Para terminar, momentos menos marcantes vêm com Pigalle, de Richard la Gravenese (Bob Hoskins e Fanny Ardant, actores e apaixonados em animada rota de colisão), projecto um pouco confuso, e Port de Choisy, de Christopher Doyle - que é, em definitivo, o mais descabido destes pequenos filmes, não por não ser original (aqui sai até a ganhar) mas porque de tão imprevisível acaba por se tornar demasiado estranho, com a história improvável de uma oriental enraivecida que de súbito se apaixona perdidamente pelo seu anterior saco de pancada (um pobre vendedor de artigos de cabeleireiro).

Em suma, Paris, Je T’aime fica na memória pelo conjunto de histórias distintas com um elo comum: Tristan Carné e Emmanuel Benbihy merecem, sem dúvida, o reconhecimento pela ideia e conceptualização, bem como todos ou quase todos os envolvidos – uns mais do que outros, logicamente, mas destacando-se no final o facto de cada uma destas histórias singulares trazerem alguma lição ou ensinamento, conseguindo comover-nos.
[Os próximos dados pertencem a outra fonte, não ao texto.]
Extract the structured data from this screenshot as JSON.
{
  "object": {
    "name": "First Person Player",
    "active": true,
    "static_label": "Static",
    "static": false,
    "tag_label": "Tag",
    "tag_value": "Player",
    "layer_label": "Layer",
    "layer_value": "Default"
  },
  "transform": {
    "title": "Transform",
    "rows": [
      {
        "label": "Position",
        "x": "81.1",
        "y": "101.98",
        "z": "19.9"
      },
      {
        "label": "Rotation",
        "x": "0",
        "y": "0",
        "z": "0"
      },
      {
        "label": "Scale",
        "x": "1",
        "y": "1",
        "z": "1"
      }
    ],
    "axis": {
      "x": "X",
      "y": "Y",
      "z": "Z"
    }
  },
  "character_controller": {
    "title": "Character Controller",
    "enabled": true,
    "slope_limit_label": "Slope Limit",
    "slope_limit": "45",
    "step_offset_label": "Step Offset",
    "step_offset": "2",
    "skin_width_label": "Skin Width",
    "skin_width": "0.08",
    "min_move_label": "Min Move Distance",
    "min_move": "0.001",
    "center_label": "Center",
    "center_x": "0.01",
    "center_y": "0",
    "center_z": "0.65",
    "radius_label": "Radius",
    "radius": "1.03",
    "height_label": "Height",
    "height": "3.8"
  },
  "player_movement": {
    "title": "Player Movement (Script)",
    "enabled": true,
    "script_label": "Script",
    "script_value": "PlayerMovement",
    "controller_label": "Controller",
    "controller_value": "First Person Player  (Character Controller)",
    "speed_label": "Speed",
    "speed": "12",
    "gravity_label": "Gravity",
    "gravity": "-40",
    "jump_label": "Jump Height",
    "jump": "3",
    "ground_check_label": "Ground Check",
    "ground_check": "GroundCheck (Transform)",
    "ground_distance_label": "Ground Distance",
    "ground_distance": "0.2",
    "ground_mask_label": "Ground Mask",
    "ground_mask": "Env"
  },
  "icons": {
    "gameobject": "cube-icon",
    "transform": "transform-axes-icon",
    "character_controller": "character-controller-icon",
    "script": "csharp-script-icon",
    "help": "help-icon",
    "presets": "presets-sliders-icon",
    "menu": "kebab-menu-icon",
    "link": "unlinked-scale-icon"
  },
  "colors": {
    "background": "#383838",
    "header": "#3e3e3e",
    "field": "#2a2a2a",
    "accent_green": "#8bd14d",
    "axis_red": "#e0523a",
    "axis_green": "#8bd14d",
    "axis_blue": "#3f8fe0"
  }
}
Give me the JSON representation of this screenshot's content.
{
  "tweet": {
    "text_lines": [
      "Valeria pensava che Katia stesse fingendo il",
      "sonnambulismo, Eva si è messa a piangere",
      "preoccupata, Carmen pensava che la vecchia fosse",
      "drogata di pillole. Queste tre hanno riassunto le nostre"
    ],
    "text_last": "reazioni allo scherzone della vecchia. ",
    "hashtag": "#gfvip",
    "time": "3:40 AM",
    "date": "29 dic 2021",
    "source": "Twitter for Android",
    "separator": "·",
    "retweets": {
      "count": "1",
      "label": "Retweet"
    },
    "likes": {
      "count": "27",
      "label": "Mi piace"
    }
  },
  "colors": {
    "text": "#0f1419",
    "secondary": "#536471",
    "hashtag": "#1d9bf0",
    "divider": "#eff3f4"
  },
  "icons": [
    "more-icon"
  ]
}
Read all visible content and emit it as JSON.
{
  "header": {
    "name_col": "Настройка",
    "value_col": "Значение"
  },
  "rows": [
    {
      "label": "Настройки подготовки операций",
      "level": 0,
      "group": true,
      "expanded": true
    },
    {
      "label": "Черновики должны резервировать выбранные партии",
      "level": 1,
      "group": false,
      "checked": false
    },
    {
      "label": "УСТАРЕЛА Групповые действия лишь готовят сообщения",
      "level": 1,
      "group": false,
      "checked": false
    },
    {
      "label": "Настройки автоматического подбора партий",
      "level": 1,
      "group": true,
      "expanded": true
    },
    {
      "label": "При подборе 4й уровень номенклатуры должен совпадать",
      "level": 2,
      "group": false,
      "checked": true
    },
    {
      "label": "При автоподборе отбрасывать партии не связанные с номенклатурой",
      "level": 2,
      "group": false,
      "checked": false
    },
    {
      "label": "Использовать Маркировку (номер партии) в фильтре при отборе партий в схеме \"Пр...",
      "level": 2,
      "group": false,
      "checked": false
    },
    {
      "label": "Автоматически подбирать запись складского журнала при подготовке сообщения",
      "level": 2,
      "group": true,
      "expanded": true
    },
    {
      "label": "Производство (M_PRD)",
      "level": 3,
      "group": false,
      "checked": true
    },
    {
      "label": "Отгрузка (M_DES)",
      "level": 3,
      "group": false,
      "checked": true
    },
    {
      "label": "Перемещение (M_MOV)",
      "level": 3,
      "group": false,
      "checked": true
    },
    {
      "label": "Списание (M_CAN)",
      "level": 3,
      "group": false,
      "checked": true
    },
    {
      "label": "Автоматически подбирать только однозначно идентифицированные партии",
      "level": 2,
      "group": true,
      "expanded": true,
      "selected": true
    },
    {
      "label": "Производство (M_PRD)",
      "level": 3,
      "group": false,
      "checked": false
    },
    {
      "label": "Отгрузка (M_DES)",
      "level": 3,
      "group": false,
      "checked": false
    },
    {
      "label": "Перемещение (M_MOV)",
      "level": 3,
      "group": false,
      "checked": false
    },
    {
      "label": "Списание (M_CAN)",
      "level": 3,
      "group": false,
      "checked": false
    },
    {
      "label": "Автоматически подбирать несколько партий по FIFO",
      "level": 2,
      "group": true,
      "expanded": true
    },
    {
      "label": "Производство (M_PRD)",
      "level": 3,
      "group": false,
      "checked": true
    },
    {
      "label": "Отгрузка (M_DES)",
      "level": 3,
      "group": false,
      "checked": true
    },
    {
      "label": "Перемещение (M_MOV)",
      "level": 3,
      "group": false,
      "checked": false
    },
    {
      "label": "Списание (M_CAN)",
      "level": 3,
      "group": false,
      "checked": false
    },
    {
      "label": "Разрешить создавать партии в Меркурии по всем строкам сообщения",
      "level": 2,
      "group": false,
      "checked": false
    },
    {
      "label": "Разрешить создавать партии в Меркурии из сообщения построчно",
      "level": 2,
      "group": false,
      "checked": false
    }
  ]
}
E isto é cinema.

® Andreia Monteiro

1 Comments:

At 3:09 da tarde, Blogger Nia said...

Adorei o filme, e concordo com o facto de a jóia da coroa ser a curta em que Natalie Portman mais uma vez demonstra o seu toque de Midas. O de Gus Van Sant também me agradou especialmente, nem que seja pela abertura e honestidade utópicas de encontro de almas-gémeas ("Acreditas em almas-gémeas?").
Talvez o melhor filme a que assisti em 2006 (não foram muitos mas...).